My reaction to being told I have PD was very consistent with the well-known process of grieving any loss. The first stage for me was denial. I was told that I had PD. I knew what it was supposed to do, but I felt almost no emotion. The long-term consequences were abstract to me. My symptoms were mild; I could do almost anything that I used to do, and it wasn’t visible to others. I didn’t speak about it to friends. The few times that I did, the friend would look like I just said I had untreatable cancer and say something like, “Oh my god; I’m so sorry,” which I wasn’t ready for at that point. At times, I questioned whether I needed the Dopamine medication or even whether the diagnosis was correct. Maybe I would be the one where it didn’t progress or would spontaneously go away. When I saw someone with severe PD, I might be briefly shaken, but then put it out of my mind.

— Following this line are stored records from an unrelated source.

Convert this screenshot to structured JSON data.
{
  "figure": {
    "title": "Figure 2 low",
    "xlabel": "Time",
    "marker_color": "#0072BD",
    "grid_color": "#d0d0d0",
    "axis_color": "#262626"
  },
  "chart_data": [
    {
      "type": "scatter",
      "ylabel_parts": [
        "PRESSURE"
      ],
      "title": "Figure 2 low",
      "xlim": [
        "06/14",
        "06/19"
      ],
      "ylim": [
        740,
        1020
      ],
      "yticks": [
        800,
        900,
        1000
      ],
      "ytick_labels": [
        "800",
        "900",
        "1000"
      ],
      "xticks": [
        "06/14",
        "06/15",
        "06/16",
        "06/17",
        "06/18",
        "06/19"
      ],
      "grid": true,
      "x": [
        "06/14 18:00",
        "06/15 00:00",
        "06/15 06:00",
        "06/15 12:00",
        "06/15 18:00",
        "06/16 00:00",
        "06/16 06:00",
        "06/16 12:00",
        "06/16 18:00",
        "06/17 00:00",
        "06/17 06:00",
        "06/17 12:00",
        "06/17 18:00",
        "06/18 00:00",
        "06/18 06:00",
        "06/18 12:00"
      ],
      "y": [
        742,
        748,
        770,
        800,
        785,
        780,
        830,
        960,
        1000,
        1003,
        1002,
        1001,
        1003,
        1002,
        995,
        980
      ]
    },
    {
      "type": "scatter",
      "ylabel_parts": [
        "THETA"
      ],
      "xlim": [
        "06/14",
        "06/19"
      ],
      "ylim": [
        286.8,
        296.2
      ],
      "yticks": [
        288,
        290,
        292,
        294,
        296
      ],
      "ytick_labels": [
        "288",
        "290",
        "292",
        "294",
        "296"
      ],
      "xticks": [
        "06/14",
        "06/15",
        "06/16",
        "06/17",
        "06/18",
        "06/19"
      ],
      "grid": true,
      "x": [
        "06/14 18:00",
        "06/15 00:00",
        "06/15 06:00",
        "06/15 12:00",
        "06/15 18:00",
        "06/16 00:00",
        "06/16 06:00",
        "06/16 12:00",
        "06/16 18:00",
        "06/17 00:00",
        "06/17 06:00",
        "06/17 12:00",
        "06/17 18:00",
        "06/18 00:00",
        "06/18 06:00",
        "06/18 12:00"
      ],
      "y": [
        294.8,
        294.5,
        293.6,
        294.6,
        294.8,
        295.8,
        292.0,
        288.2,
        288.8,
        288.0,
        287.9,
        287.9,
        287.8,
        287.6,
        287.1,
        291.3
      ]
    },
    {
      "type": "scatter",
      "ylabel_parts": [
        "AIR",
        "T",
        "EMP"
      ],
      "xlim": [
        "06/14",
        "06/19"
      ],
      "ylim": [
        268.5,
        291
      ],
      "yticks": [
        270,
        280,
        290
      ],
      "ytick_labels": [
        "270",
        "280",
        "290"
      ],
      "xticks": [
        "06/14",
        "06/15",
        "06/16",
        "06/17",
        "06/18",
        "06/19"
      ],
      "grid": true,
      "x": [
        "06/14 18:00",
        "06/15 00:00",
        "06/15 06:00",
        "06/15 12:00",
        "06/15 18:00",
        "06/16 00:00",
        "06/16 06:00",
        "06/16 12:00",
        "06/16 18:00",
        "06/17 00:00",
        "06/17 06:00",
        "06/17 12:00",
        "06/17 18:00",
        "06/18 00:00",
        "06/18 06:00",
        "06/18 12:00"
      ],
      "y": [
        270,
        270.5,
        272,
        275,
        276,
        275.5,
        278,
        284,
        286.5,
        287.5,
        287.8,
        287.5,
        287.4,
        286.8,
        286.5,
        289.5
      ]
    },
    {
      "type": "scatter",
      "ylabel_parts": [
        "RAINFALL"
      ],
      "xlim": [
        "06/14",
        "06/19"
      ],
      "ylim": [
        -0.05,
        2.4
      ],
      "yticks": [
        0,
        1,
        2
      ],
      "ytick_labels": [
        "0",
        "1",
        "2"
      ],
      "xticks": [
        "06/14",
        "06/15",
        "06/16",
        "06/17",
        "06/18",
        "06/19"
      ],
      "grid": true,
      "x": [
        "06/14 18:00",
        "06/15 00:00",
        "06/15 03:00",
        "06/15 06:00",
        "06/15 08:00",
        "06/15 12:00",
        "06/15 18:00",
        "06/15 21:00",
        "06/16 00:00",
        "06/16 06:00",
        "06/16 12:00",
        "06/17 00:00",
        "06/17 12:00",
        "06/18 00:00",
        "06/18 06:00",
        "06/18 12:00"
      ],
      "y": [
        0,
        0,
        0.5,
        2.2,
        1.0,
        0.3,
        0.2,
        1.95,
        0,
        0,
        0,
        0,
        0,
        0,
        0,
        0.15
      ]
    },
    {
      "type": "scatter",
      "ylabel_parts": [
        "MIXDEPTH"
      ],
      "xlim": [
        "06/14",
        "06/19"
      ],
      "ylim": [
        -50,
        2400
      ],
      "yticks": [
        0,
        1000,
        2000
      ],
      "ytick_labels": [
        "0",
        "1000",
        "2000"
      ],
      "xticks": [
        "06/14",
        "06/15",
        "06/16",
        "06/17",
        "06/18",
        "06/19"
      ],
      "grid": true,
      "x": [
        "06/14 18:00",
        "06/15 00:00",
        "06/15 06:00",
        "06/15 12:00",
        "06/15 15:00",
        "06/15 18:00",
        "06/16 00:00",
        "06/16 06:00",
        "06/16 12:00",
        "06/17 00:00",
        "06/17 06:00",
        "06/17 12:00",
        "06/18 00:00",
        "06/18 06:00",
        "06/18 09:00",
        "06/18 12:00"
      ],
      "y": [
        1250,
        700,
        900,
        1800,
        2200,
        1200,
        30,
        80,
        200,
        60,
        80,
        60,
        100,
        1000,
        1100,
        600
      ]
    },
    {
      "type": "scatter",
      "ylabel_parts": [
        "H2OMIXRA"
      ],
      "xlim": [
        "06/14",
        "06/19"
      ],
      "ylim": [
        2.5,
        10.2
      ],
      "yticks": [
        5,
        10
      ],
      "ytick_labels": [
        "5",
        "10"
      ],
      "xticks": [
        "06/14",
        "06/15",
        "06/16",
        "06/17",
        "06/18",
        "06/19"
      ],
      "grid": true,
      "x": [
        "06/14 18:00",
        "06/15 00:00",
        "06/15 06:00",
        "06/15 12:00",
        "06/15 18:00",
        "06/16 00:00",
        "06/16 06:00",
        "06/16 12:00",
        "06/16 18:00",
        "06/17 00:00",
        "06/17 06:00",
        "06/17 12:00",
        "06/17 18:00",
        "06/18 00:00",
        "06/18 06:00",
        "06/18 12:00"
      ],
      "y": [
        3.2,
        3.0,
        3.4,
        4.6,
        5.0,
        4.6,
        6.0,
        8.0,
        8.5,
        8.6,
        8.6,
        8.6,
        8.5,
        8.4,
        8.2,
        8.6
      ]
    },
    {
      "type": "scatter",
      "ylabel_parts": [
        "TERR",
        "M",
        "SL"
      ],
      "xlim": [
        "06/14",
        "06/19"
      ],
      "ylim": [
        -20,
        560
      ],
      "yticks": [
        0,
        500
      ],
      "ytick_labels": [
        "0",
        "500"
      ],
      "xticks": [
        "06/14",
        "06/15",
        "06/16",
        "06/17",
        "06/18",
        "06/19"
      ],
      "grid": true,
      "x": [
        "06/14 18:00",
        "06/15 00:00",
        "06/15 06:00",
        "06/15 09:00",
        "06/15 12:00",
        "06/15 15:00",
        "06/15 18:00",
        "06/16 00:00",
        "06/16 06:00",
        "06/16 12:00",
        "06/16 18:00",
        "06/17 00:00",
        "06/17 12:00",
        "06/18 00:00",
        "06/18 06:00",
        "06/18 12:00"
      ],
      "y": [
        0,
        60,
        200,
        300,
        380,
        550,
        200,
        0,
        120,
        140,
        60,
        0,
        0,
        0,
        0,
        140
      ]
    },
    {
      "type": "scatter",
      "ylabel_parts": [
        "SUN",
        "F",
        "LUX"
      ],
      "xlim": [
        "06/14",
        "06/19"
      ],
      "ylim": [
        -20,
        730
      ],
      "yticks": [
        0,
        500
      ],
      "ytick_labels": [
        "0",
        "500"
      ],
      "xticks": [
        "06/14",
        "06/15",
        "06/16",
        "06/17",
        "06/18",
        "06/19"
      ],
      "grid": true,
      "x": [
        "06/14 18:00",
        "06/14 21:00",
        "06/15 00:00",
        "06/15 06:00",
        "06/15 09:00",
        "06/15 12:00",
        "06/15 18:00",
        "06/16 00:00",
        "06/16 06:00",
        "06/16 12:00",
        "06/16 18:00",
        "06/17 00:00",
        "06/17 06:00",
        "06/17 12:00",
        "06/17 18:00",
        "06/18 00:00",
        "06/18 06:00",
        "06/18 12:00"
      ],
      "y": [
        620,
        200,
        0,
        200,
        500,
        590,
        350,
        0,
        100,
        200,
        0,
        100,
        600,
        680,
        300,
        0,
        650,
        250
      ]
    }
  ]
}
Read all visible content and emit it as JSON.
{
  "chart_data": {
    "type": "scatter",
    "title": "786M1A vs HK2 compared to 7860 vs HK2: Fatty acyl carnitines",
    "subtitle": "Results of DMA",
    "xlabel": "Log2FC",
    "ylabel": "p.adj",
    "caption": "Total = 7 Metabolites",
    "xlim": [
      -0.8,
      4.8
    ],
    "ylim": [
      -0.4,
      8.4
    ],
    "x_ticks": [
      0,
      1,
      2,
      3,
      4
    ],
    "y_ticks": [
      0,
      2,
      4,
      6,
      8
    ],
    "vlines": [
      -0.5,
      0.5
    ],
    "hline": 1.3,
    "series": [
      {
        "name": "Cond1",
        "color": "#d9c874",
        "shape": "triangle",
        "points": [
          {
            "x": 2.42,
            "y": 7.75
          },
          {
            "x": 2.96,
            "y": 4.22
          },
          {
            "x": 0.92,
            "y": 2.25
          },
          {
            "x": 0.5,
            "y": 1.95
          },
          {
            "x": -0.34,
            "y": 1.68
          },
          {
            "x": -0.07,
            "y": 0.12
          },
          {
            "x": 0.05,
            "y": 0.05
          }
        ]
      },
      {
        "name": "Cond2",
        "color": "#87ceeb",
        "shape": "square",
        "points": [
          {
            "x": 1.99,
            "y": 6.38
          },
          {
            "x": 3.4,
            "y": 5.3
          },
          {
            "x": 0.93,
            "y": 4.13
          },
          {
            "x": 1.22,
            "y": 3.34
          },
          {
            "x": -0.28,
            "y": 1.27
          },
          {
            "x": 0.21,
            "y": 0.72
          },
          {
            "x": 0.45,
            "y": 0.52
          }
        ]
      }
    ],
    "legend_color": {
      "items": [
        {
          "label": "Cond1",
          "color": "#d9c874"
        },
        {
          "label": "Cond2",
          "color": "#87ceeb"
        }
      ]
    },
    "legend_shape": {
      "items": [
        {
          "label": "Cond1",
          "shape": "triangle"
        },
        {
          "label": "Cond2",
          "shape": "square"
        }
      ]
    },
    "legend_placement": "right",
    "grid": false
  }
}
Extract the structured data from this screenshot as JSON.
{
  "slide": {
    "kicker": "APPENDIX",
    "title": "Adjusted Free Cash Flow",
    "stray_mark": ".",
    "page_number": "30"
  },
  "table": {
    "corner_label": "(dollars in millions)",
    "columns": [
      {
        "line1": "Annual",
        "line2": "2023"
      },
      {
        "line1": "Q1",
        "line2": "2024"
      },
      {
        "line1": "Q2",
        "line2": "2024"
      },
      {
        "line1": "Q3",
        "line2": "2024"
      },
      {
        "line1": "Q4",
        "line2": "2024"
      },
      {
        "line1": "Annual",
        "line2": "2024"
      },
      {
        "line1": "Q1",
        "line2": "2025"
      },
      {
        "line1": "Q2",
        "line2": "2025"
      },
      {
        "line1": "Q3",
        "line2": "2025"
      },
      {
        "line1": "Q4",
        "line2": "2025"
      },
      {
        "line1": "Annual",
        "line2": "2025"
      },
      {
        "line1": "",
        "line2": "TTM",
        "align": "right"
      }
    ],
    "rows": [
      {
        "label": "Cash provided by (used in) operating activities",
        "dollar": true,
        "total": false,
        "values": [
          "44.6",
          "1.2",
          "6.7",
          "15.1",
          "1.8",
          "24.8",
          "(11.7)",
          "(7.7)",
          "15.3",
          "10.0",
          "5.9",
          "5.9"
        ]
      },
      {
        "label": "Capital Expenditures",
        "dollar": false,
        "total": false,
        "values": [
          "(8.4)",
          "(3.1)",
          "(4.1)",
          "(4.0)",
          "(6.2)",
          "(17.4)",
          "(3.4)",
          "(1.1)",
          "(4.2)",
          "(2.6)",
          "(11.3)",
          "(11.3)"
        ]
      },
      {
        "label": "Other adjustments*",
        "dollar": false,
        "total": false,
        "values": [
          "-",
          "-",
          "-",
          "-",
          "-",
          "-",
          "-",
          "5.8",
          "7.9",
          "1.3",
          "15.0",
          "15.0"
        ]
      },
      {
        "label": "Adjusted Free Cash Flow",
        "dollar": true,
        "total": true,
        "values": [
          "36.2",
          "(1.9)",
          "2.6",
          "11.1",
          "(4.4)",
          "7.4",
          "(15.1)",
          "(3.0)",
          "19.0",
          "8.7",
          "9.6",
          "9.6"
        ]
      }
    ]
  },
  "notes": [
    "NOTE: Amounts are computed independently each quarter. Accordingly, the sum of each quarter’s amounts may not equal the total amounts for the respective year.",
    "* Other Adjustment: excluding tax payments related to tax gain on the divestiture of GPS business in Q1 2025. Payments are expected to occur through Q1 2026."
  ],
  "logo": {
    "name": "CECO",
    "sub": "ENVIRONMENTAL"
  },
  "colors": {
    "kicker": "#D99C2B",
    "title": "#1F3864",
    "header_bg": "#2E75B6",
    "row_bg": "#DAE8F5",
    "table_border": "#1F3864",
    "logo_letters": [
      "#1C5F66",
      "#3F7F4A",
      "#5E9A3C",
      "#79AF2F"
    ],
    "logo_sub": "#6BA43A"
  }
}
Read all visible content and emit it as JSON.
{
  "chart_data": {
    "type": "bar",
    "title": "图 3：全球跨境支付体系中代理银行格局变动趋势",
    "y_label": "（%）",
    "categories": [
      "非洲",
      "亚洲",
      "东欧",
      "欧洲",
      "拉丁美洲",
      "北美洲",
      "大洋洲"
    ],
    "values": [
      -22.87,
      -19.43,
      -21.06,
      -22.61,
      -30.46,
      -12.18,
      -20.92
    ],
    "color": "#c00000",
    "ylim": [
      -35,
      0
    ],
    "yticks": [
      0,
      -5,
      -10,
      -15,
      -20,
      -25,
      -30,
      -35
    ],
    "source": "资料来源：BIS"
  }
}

After 3-4 years, it became evident that the disease was slowly progressing, and the diagnosis was undeniable. I threw myself into an exercise program in the hope that through muscle strength, it could be overcome. I read that exercise, particularly that which involves movement, like biking, swimming, walking or tai chi, is important because it does help loosen the muscles, but I couldn’t exercise my way out of the disease. What started as a little stiffness, at times has become the sensation that my muscles are in glue and that any sustained physical effort is very hard. My voice has become soft; I tend to walk with a stoop and my face transmits less expression unless I pay attention to it. When I get up from a chair, I have to take several shuffling steps to get my balance and my legs moving. With PD, one’s muscles don’t automatically cooperate as they used to. It is said that you are damned to a conscious life, because you need to concentrate on everything you are doing and how to do it.

I am aware of what advanced PD looks like to others. Moving slowly with stuttering steps, a trembling hand and a blank stare showing no emotion makes it appear that the person is not really there. I am not at that point, but if I live long enough I probably will be. Similar to someone who has had a severe stroke, outside impressions may be worse than the reality. The disability is real, but most PD patients are mentally intact despite responding more slowly. Most PD patients are quite ‘with it’ and anxious to be engaged socially.

PD seems to hold a particular place in people’s minds as a terrible progressive disease from which there is no recovery. True as that is, most people with Parkinson’s live long and productive lives, albeit with handicaps that must be addressed. But as with any chronic disease, one manages the best one can and usually remains the same person inside of all of the daunting, outward physical signs. It is important to patients like me that people around us realize that, or one can become socially isolated.

Eventually, as with any chronic disease, I have to plan for the future. Planning for later is of course wise, but it confronts me with a reality that I would just as soon forget. As the complications worsen, I have to deal with more limitations. As much as the limitations may look terrible to someone on the outside, one learns to live within them and find new sources of satisfaction. It may sound Pollyannaish, but in some ways, it is a good time to grow internally, a time to appreciate life in a deeper way, to take one day at a time and to appreciate the companionship of people I care about. We don’t get to choose our diseases, and the worst curse is to withdraw and become isolated because your illness makes people anxious.